Privately, the success of the attack stunned Israeli officials and prompted the Pentagon to revise its casualty estimates for a potential war with Iran. Those estimates were likely adjusted again after a single Houthi missile breached both the THAAD system and Israel’s air defenses, striking Ben Gurion Airport last week. Unlike the Iranian missile barrages, in which large numbers of missiles were launched to overwhelm the defenses, the Houthis fired only one missile—and still managed to bypass both the THAAD and Israel’s own systems.
Consequently, war with Iran will not only fail to destroy its nuclear program—Israel’s proposed bombing campaign would only delay it by a year, after which the US and Israel would have to bomb it again and again—it will likely also leave scores of Americans dead and destroy Trump’s presidency, just as the Iraq war destroyed Bush’s.

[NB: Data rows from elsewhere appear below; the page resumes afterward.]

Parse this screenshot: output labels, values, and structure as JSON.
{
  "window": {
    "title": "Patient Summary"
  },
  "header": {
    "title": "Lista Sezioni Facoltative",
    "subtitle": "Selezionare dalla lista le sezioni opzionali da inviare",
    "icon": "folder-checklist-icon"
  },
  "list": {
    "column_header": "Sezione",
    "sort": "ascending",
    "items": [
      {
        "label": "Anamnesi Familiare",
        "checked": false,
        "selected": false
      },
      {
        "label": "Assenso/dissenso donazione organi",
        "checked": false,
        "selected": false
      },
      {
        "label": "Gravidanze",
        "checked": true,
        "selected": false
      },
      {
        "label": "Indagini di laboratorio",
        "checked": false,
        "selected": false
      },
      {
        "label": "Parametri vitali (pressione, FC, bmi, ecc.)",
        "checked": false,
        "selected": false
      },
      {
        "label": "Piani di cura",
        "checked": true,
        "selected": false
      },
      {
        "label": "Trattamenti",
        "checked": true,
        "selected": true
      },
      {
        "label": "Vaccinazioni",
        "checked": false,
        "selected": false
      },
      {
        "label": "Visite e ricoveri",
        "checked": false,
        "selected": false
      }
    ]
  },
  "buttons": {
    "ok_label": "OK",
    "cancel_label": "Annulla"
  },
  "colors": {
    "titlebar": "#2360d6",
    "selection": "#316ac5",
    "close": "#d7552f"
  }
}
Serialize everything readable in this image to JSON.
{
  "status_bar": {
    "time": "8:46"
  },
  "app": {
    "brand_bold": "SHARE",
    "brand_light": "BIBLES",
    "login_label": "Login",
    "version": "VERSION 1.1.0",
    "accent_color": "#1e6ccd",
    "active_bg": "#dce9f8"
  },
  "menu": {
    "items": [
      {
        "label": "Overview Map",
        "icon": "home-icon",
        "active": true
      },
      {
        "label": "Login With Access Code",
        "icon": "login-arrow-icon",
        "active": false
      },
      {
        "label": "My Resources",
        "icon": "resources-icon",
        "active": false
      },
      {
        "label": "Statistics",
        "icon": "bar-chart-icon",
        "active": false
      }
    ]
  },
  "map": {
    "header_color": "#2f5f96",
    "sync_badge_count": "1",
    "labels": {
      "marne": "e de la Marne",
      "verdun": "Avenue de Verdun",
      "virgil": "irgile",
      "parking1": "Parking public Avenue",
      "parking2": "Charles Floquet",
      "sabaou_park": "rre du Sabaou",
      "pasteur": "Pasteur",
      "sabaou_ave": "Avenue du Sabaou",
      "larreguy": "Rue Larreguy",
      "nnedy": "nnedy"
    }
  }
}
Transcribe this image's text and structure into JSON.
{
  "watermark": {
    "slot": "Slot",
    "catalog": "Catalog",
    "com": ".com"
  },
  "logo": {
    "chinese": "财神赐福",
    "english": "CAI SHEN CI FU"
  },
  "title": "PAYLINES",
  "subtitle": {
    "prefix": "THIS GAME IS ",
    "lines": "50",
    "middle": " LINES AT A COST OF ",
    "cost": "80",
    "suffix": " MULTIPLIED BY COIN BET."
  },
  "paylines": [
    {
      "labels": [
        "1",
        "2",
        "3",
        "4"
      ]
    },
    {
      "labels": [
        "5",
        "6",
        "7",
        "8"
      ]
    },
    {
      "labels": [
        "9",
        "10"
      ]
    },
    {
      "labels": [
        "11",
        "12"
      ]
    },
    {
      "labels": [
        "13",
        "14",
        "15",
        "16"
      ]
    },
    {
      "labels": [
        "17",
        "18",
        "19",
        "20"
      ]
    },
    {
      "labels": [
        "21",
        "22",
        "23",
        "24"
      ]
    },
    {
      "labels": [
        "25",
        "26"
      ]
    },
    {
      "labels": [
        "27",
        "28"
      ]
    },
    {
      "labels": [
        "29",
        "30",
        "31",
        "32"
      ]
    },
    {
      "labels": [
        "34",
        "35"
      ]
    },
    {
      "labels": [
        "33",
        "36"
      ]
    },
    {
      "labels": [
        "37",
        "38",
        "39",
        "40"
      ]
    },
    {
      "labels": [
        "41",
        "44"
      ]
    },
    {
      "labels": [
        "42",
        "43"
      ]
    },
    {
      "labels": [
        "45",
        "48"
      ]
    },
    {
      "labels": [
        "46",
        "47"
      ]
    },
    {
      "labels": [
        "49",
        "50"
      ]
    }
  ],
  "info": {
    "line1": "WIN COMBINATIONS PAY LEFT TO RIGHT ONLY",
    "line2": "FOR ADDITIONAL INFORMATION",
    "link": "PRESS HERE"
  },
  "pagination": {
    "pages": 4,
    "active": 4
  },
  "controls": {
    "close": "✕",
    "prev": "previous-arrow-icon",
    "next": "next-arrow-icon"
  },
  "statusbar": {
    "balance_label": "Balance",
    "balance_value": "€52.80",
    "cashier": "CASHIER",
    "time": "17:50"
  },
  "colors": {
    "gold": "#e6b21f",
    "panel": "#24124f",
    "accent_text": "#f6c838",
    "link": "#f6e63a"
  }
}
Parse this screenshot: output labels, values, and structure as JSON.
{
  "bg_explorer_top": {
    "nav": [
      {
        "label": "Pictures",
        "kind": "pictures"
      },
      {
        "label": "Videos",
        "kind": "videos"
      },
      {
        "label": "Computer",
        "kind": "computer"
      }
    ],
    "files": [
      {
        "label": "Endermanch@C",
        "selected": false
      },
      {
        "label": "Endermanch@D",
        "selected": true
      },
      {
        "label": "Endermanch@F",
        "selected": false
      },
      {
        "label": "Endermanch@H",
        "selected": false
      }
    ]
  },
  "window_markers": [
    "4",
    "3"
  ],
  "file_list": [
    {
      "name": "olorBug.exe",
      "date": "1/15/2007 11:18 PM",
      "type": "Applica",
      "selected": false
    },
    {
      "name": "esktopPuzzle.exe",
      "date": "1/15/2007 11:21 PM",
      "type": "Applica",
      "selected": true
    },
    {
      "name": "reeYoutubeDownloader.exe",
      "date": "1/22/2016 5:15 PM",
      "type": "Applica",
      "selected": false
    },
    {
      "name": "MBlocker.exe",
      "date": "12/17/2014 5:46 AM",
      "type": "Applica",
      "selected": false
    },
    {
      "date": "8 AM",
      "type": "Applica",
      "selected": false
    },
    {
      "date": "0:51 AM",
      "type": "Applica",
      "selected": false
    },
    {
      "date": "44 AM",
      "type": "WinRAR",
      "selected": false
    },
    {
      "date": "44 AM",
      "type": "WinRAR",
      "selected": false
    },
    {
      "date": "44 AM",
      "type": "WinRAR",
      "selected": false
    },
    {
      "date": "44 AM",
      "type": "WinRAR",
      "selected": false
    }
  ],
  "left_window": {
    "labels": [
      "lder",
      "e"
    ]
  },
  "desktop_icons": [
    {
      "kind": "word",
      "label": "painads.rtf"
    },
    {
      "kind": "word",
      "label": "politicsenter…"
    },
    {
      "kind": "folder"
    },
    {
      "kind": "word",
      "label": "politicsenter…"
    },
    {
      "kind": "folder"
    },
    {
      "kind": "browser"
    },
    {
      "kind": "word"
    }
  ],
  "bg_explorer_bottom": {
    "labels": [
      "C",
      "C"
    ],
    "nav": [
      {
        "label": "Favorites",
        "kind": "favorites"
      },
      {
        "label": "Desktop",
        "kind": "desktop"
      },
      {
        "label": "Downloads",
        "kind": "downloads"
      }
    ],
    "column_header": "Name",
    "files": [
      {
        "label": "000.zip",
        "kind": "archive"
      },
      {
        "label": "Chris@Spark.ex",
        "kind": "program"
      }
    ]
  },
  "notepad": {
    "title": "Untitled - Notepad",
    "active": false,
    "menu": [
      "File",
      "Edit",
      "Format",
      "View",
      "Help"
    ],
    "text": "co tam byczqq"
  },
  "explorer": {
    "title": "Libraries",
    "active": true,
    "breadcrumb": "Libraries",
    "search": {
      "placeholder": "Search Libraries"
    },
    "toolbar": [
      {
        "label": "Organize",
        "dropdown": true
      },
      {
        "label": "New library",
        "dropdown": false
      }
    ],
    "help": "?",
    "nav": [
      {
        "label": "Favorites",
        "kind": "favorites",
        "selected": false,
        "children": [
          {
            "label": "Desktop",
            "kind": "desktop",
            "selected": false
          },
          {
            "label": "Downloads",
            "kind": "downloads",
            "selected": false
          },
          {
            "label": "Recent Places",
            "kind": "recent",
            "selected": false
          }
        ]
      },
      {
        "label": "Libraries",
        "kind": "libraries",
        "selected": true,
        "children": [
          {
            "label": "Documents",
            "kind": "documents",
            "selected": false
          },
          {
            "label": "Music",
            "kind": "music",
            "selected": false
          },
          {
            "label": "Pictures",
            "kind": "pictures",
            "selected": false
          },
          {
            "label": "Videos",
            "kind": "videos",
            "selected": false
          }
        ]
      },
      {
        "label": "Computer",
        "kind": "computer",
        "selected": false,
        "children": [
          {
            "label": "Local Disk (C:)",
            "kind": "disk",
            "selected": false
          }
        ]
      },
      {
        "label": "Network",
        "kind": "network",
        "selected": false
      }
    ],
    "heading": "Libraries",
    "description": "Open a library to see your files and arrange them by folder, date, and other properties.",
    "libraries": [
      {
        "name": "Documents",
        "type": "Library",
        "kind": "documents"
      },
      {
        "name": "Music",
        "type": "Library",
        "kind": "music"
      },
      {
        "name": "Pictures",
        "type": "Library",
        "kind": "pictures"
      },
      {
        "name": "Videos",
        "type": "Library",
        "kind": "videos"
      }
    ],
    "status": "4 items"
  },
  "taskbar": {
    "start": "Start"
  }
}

All these worst-case scenarios can be avoided. Trump has a better shot at striking a strong deal with Iran than any previous president—if he avoids the mistakes of the past and the illusion of zero enrichment. While Steve Witkoff and Marco Rubio have publicly insisted on zero enrichment as the only solution, Trump has wisely been more ambiguous. In the end, it’s his word—and only his—that matters.